Robert Wood Johnson Foundation, along with the Mathematica Policy Research and the Harvard School of Public Health, used data from multiple sources in this report, including the 2012 National Ambulatory Medical Care Survey, the National Survey of Practice Physicians, and the 2012 American Hospital Association Health Information Technology Supplement.
“Hospitals, physicians and other healthcare providers are clearly taking advantage of recent incentives to embrace the promise of technology,” John R. Lumpkin, M.D., MPH, senior vice president at the Robert Wood Johnson Foundation, said in a statement. “It’s particularly encouraging to see that more doctors and hospitals are using electronic health records, which contribute to better care at the bedside. But there is still a significant amount of work to be done to ensure that our health care system is as up-to-date as it can be.
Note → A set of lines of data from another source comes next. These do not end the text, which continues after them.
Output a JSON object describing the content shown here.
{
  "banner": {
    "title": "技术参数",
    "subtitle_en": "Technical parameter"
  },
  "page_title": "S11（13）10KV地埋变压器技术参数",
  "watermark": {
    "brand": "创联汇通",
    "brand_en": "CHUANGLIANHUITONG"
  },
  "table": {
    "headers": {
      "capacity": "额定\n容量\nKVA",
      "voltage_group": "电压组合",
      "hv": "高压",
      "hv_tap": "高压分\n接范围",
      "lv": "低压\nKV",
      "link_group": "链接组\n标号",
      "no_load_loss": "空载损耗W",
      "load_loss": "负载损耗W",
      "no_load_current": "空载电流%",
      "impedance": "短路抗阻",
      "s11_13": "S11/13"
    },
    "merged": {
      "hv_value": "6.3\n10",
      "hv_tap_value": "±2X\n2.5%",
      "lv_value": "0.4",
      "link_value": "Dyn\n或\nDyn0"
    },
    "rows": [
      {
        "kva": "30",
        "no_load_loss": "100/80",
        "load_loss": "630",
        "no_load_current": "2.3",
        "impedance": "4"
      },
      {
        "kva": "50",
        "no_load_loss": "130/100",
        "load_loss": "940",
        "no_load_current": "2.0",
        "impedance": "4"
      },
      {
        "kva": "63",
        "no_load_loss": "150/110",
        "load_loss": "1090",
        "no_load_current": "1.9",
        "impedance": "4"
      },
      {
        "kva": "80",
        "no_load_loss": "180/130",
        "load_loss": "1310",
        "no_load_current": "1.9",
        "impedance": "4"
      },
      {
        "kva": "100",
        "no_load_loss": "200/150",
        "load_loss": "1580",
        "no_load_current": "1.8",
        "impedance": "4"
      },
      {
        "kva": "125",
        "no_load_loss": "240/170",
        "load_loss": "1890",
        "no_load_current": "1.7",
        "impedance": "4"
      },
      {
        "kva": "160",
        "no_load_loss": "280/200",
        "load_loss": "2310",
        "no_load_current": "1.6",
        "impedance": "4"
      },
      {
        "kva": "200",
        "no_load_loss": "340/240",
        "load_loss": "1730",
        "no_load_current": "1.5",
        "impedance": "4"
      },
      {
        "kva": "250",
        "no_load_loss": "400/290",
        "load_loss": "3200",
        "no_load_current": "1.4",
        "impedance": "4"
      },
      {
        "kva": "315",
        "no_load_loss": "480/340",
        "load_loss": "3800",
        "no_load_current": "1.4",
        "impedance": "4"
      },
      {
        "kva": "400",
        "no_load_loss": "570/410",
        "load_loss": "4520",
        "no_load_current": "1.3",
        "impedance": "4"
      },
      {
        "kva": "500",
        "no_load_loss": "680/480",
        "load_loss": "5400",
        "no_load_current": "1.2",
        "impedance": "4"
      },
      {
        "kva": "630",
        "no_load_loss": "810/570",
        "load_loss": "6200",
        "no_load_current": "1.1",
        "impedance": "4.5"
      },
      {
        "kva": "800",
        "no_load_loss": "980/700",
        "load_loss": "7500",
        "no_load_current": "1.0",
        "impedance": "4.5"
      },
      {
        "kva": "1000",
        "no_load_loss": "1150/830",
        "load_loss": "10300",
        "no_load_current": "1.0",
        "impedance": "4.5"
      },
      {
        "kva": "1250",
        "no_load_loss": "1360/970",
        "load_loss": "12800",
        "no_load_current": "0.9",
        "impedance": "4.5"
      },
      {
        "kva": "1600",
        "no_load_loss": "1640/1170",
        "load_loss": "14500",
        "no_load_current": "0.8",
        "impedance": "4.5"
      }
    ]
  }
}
These kinds of technologies can lead to safer, higher-quality care.”
The authors of the report found 42 percent of hospitals reported the implementation of all functionalities required to meet the standards of Stage 1 of the federal “meaningful use” program. This is up significantly from 18.4 percent in 2011 and 4.4 percent in 2010.
Large, major teaching, private nonprofit hospitals located in urban areas, were more likely to have a basic EHR, according to the report’s authors. This also applied for those who met Stage 1 of meaningful use. Rural hospitals, however, were closing the gap, the report found. The proportion of rural hospitals with at least a basic EHR increased by a relative change of 257 percent from 2010 to 2012.
Only five percent of hospitals could meet all 16 core objectives for Stage 2 meaningful use. However, 63 percent reported meeting 11–15 of the functionalities, which implies that they’re close to meeting all of the objectives.
Also up was the amount of hospitals now participating in health information exchange (HIE) initiatives, from 14 percent in 2010 to 27 percent in 2012. Ten percent of ambulatory practices were engaged in one of the nation’s 119 HIEs, up from 3 percent in 2010.